Even though Parkview is not a teaching hospital, from time to time therapists have opportunities to become involved in research activities. Established in 1993, Parkview’s Stucky Research Center is a research institute designed to study advanced treatments in the community. Studies are typically sponsored by pharmaceutical companies, which have new drugs in clinical trials, or by national organizations, such as the National Institutes of Health, which are testing new therapies, devices, or treatments.

Managed Care Issues
While managed care companies have forced many hospitals throughout the country to take drastic steps to achieve cost containment, Parkview has been relatively lucky since managed care penetration is still fairly low in Indiana. In addition, the HMO market in Indiana is very fragmented with no single major player. “We aren’t forced to bend in order to meet a plan’s needs,” Chase says. “We have even refused to participate with some plans because we objected to their requirements.”

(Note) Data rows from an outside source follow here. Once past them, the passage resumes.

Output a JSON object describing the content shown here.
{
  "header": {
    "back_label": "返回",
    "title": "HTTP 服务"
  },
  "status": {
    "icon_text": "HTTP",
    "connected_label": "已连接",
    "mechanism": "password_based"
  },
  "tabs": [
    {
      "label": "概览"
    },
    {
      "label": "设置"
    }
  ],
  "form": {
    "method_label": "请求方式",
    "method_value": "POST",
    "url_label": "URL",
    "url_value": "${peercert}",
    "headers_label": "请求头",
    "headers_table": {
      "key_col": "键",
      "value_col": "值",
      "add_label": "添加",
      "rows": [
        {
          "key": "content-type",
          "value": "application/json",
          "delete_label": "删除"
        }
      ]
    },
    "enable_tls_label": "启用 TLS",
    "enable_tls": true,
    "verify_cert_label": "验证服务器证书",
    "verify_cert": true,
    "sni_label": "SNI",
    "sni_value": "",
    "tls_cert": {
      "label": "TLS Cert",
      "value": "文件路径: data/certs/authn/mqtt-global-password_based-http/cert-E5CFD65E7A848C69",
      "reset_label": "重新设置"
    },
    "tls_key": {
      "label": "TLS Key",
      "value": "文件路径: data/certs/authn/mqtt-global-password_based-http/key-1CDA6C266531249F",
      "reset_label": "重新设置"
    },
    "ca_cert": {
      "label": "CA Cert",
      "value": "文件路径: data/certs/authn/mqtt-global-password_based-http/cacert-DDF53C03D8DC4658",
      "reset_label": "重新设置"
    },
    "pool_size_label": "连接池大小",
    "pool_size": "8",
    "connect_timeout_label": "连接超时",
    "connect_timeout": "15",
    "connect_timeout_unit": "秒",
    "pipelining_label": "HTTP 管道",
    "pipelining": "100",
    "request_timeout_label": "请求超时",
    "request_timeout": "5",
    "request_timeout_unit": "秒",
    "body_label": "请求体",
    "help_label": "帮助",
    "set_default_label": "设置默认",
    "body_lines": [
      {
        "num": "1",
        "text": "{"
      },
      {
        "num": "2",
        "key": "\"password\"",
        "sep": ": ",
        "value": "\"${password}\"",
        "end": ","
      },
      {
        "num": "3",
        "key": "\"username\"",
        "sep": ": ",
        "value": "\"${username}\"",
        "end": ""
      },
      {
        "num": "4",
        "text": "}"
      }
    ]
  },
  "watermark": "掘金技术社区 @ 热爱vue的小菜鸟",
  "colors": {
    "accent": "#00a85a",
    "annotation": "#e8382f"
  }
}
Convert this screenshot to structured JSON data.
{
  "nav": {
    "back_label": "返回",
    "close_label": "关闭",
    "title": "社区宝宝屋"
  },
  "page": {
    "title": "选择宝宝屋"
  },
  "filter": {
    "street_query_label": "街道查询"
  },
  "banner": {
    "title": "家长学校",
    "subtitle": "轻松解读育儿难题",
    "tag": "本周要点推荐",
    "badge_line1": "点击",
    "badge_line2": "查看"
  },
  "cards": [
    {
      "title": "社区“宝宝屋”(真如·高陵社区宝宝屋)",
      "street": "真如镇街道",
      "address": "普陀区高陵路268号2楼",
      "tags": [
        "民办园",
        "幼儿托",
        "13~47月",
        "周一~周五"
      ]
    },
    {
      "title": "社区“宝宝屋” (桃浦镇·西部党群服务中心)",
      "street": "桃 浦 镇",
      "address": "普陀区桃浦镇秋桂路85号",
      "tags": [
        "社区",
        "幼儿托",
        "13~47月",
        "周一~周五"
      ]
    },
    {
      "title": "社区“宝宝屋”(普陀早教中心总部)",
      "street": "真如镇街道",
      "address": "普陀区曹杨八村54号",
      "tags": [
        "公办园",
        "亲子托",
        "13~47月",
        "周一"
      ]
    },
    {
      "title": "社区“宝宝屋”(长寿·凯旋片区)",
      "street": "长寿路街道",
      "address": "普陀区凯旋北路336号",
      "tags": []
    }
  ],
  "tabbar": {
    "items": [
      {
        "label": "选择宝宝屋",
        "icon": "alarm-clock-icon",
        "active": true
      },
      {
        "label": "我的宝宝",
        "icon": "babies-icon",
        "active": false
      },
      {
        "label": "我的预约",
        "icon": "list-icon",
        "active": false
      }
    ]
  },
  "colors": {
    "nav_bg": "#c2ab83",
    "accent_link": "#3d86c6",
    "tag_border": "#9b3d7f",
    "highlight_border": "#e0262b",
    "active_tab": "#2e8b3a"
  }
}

This does not meant that Indiana hospitals have been immune from the changes taking place in health care. Just as respiratory therapists in different parts of the country have had to adjust their work styles, Parkview therapists have had to work smarter and more efficiently with a constant focus on cost containment.

Despite the challenges facing the health care delivery system, respiratory therapists at Parkview are now readily accepting the changes taking place within their profession. Today’s Parkview therapists are carving out new territory for future graduates in the field of respiratory therapy. As the field continues to evolve, Chase stresses that respiratory schools will have to do a better job of preparing students, particularly with their assessment skills and knowledge of ventilatory equipment. As a stopgap measure, Parkview offers ongoing inservices to ensure adequate training of new therapists.

In an environment that continues to focus on cost containment and cost efficiency, Chase is confident that respiratory therapists will play a larger role in the years ahead. No other health professionals have the type of training that therapists receive on respiratory assessment and equipment, he notes. Furthermore, as protocols prove their value in helping patients get off ventilators and oxygen sooner, the connection between successful implementation of protocols and earlier hospital discharges will become more apparent. “In today’s world where reimbursement is declining, a respiratory therapy department’s ability to ensure faster discharges means the difference between whether the hospital loses or makes money,” Chase says. “Hospital administrators, as well as physicians, have started to recognize that this is just one of many contributions that respiratory therapists make in today’s health care environment.”

Carol Daus is a contributing writer for RT Magazine.